Why Replicate?

Three reasons:

Availability: if one server dies, another keeps serving. No downtime.
Read scalability: distribute read traffic across multiple copies. Each replica handles a slice.
Geography: keep replicas near users to reduce latency.

Replication is the foundation of every production-grade database setup. Even modest systems run with at least one replica for failover.

The Three Replication Topologies

1. Leader-Follower (Master-Slave)

One server is the leader. It accepts all writes. It streams its changes to one or more followers. Followers serve reads only; they never accept writes.

Leader-Follower Topology
Leader
writes + reads
replicates to
Follower 1
reads only
Follower 2
reads only
Follower 3
reads only

Pros: simple. No write conflicts because there's only one writer.
Cons: the leader is a write bottleneck and a single point of failure. Promotion of a new leader during failover is tricky.

Used by: Postgres, MySQL, Redis, MongoDB. The default and most common topology.

2. Multi-Leader

Multiple servers can accept writes. Each one replicates to the others.

Pros: writes are not bottlenecked on one machine. Local writes possible per region.
Cons: conflict resolution. If two leaders accept conflicting writes simultaneously (user A is changed differently in two places), the system has to merge them somehow. Most choices for conflict resolution are imperfect.

Used by: Cassandra (sort of), CouchDB, multi-region setups in some clouds.

3. Leaderless

No designated leader. Every node accepts writes. Clients write to several nodes simultaneously and read from several to ensure consistency.

Uses quorums: if you have N replicas, with W writes acknowledged and R reads acknowledged, you get strong consistency when W + R > N.

Pros: very fault-tolerant. No leader to fail. Writes succeed even if some nodes are down.
Cons: the client (or coordinator) handles all the complexity of figuring out which value is current. Repair processes (read repair, anti-entropy) needed to keep replicas in sync.
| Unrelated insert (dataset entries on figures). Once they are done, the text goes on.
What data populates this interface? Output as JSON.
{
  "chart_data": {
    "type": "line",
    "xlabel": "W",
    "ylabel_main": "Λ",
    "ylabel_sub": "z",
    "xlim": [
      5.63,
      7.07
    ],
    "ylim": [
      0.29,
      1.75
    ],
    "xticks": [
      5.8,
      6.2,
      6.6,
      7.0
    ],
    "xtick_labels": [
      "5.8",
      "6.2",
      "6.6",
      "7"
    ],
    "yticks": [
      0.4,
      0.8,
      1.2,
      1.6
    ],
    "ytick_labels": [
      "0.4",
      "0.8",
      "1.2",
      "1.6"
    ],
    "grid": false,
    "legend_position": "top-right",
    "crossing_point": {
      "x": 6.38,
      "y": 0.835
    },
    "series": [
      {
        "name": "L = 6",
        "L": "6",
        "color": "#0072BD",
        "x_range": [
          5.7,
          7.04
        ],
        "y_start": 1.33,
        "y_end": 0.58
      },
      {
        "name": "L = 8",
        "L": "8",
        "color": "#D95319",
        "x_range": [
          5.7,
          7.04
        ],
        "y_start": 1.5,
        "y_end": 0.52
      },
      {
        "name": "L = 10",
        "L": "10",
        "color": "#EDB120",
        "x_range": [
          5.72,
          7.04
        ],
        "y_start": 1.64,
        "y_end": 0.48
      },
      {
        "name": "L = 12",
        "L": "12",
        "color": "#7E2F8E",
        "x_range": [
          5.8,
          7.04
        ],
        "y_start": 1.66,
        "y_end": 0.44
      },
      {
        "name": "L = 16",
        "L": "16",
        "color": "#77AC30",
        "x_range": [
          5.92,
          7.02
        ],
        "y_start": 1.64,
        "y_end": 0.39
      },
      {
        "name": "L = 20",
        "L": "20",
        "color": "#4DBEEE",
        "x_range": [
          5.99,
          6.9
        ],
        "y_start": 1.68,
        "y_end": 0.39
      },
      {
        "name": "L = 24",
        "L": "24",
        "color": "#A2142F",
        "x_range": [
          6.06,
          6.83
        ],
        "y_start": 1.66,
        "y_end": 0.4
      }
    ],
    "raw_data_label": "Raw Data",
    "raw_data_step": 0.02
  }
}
Used by: DynamoDB, Cassandra (with Dynamo-style mode), Riak.

Synchronous vs Asynchronous Replication

Orthogonal to topology: when does the leader confirm a write to the client?

Synchronous: wait until all (or some) followers acknowledge the write before responding. Strong durability. The write is safe even if the leader crashes immediately.
Asynchronous: respond as soon as the leader has written it. Followers catch up later. Fast, but if the leader crashes before replicating, that data is lost.
Semi-synchronous: wait for at least one follower (not all). Balances safety and speed.

Most production databases default to async or semi-sync. Pure sync replication is too slow for most workloads.

Replication Lag

With async replication, followers are always slightly behind the leader. Usually milliseconds, sometimes seconds, occasionally minutes during heavy load.

This causes read-your-write inconsistency: a user writes data, immediately reads, but their read goes to a follower that hasn't caught up yet. They see old data and panic ("did my change get saved?").

Mitigations:

Read from leader after writes: for a short window after a user writes, route their reads to the leader. Sticky session.
Track replication position: remember the leader's log position when the user writes. Make subsequent reads wait until the follower catches up to that position.
Show pending state in UI: tell the user "saving..." until the change is confirmed propagated.

Failover: When the Leader Dies

If the leader crashes, one of the followers needs to take over. This is failover, and it's harder than it sounds.

Detection: how do you know the leader is really down vs just slow? Heartbeats with timeouts.
New leader selection: which follower takes over? Usually the one with the most recent data.
Reconfiguration: tell all clients and remaining followers about the new leader.
Data loss: if the old leader had writes that hadn't been replicated yet, those are lost when the new leader takes over.
Split brain: if the old leader comes back and thinks it's still leader while the new one is also accepting writes, you have two leaders and conflicting data. Use fencing tokens.

Tools that automate failover: Patroni (Postgres), MHA (MySQL), Sentinel (Redis), the database's own clustering features.

Replication Methods Under the Hood

Statement-based: ship the SQL statement to followers, replay it. Brittle: non-deterministic functions (NOW(), RAND()) produce different results.
Write-ahead log (WAL) shipping: ship the binary log of changes. Reliable. Used by Postgres streaming replication.
Logical (row-based): ship row-level changes. More portable across versions. Used by MySQL row-based replication and modern Postgres logical replication.

The One Thing to Remember

Replication isn't optional in production. The question is which topology and how synchronous. Leader-follower with async or semi-sync is the right starting point for almost everyone. Multi-leader and leaderless are powerful but bring conflict-resolution complexity that most teams don't actually need. Whichever you pick, design around replication lag, plan failover before you need it, and test it before production.